To Smith, performing is a way for her to humanize the different people in the narrative, even if they have a viewpoint she personally disagrees with. “I’m playing all those parts in defiance of this othering that had happened to me as a girl growing up in a segregated city,” Smith said. She grew up in Baltimore in the ’50s and ’60s. “I decided, well, I don’t like that it puts me in this position of having to objectify and make less-than-human the many people around me, so that isn’t what I want to do.”
But Smith is not performing in this new version of Twilight: Los Angeles. Instead, the story is now told through five actors, which to Smith highlights the differences between the characters. “I think it makes the race dynamics more chiseled,” she said. “Because in fact, even though you want to say, ‘Well, I don’t see color,’ we do all see color. And we especially see the color of people we don’t know.”
And in the story of Twilight: Los Angeles, there are no easy villains and victims. A Korean woman may have killed Harlins, but the riots also led to the destruction of Korean businesses, owned by people who were poor immigrants and also marginalized. Those questions, about what solidarity between communities of different races looks like, reverberate to this day.

Smith doesn’t have an answer for how to heal those wounds, and she doesn’t pretend to. Having a conversation with her leads not so much to definitive answers, but to more trains of thoughts, more words to ponder. Twilight: Los Angeles doesn’t have the answer either. “It’s still a text about incredible divisions and fractures and fragments,” she said. “It isn’t saying that we’re all the same. We’re not. My work is about discord and difference. It’s not about sameness.”
Instead, what Smith wants to leave the audience with are questions: “What are we going to do, given the fact that we have this difficulty? What’s the most humane way to be?”

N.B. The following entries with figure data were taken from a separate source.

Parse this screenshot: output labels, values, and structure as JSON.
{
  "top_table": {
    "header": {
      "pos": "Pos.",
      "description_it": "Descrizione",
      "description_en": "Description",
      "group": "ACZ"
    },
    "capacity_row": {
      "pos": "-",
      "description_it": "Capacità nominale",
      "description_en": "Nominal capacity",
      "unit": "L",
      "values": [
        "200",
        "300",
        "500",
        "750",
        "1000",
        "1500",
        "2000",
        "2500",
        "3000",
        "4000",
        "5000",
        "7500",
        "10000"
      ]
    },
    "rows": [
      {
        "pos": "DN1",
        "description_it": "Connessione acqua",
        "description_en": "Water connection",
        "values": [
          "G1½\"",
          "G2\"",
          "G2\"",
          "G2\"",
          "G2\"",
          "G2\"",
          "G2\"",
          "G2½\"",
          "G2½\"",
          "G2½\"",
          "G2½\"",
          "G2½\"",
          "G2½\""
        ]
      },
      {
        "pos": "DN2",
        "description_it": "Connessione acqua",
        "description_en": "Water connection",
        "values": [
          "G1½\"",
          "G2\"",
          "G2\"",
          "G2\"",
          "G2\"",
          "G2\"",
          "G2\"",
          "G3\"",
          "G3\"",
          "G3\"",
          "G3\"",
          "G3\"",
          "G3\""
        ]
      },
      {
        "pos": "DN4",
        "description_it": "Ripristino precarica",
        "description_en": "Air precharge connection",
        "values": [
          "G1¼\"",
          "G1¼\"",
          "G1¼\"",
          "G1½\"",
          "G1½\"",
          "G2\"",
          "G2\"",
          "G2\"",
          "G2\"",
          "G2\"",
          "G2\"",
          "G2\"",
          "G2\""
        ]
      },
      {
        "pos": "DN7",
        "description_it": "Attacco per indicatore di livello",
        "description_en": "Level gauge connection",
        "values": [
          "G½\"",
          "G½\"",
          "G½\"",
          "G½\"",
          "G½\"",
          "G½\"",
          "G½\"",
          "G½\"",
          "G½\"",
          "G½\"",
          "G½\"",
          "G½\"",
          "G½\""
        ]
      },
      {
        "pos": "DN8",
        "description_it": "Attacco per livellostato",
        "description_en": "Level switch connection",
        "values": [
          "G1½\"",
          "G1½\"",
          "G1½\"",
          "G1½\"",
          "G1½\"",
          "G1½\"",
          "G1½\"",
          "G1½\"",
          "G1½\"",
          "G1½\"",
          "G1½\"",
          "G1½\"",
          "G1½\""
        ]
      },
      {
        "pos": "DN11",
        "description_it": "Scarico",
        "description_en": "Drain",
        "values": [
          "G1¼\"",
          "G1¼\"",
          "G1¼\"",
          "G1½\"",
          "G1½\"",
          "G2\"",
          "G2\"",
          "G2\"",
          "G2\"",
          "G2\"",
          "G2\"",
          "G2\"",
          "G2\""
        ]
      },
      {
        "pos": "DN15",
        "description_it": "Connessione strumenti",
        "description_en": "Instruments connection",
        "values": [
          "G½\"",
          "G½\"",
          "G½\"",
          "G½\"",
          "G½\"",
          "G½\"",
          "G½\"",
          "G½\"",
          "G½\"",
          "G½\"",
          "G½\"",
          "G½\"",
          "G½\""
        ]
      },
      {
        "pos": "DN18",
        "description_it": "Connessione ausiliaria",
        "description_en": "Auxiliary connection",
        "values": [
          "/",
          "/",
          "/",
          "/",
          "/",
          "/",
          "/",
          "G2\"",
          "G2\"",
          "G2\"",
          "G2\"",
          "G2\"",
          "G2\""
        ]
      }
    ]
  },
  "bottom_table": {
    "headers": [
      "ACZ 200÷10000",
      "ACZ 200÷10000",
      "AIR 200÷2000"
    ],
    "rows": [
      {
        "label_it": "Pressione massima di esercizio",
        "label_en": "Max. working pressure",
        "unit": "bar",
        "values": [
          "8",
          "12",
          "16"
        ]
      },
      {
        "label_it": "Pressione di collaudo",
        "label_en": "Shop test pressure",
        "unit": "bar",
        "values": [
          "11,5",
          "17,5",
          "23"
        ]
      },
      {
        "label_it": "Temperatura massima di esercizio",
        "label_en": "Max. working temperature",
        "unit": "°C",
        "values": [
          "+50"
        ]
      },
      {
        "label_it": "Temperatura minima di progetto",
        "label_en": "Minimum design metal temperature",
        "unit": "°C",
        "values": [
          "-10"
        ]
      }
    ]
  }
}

Because to Smith, even though there are parallels between 1992 and 2021, there is a key difference that disturbs her. “It’s much worse now that we are not in any kind of question whatsoever,” she said. “We are not in the question. We are in camps of people fighting for truths, wanting to hold a single truth. And it’s just not what it is. It’s just not going to ever be that way. I think America has always been in a state of an argument.”
To Smith, asking questions and listening are how she has reached understanding and found her way of bridging differences. This is why these days when Smith is teaching (she is a professor at New York University), she tries to tell her students to be comfortable with not knowing: “Competence is overrated. Give doubt a try.”
That is why Smith named her play Twilight. It’s named after activist Twilight Bey, who was one of the organizers of the Watts gang truce. Bey is played onstage by Wesley T. Jones and in the play, he talks about living in that metaphorical in-between space between bright light and complete darkness.
Smith has adopted Bey’s words into artistic tentpoles for herself. “I believe that doubt is a place to live,” she said. “To me, that lack of surety, the gray area — as Twilight says, that ‘limbo’ area: it’s very beautiful … I named my play Twilight because I’m interested in that which is not broad daylight, that which is not completely clear.”